Photos

1st Night Photos: Rylance Hamms up Endgame

Complicite’s new production of Samuel Beckett’s 1957 existentialist play Endgame opened last night (15 October 2009, previews from 2 October) slightly later than originally planned – and with two different leading men, Mark Rylance (appearing in between his stints in Jez Butterworth’s Jerusalem) and director Simon McBurney, stepping in for Richard Briers and Adrian Scarborough who withdrew at the start of rehearsals (See News, 11 Aug 2009).

But if the production has encountered difficulties due to the changes and delays, it has benefitted from plenty of stellar support. In the programme, Marcello Magni, Douglas Rintoul and former Royal Court artistic director Ian Rickson are all credited as bolstering McBurney off-stage as associate directors.

And there were plenty of other famous faces cheering the company on at last night’s opening at the West End’s Duchess Theatre, where it continues until 5 December; amongst them, Aidan Gillen, Frank Skinner, Geraldine McEwan, Phyllida Lloyd, Danny Sapani, Neil Pearson and Douglas Hodge.

Set in a bare, partially underground room, Endgame finds a wheelchair-bound Hamm (Rylance) passing the time by ordering his servant Clov (McBurney) to move him around, fetch objects and peer out the window for signs of life, while his bin-dwelling parents Nagg and Nell look on. Miriam Margolyes and Tom Hickey co-star as Nell and Nagg in the four-hander.

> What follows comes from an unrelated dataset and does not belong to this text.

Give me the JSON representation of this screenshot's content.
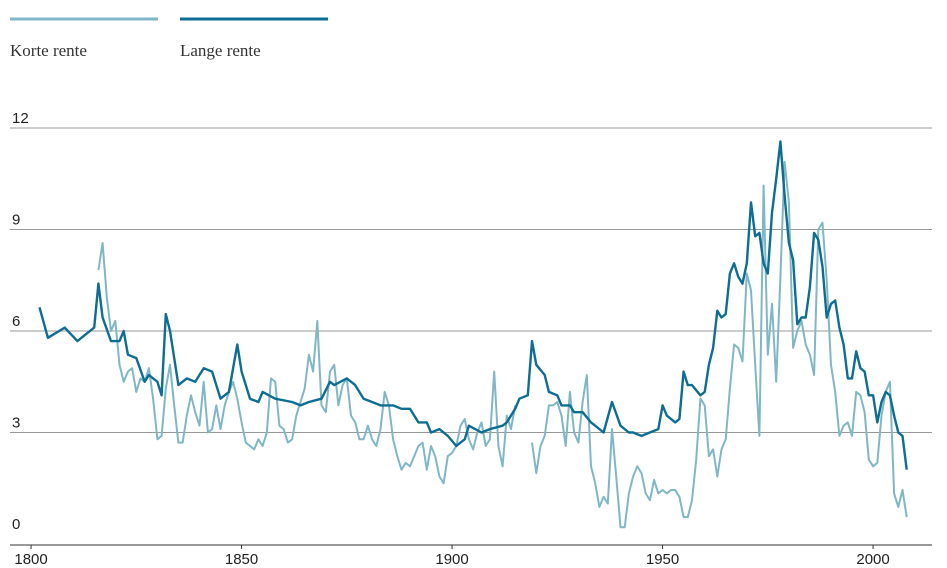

TO SCROLL THROUGH ALL OF ENDGAME’s 1st NIGHT PHOTOS,
JUST CLICK ON THE “NEXT >” LINKS BELOW THE FOLLOWING FRAME.
PHOTOS BY DAN WOOLLER FOR WHATSONSTAGE.COM.

For 1st Night Photos, our Whatsonstage.com photographer Dan Wooller was on hand at for the Endgame curtain call at the Duchess Theatre and the post-show party at Adam Street Club.

Endgame was last seen in the West End in 2004, when Matthew Warchus directed a cast led by Michael Gambon and Lee Evans at the Albery Theatre (See News, 15 Dec 2003). The new Complicite production is designed by Tim Hatley, with costumes by Christina Cunningham, and sound by Christopher Shutt.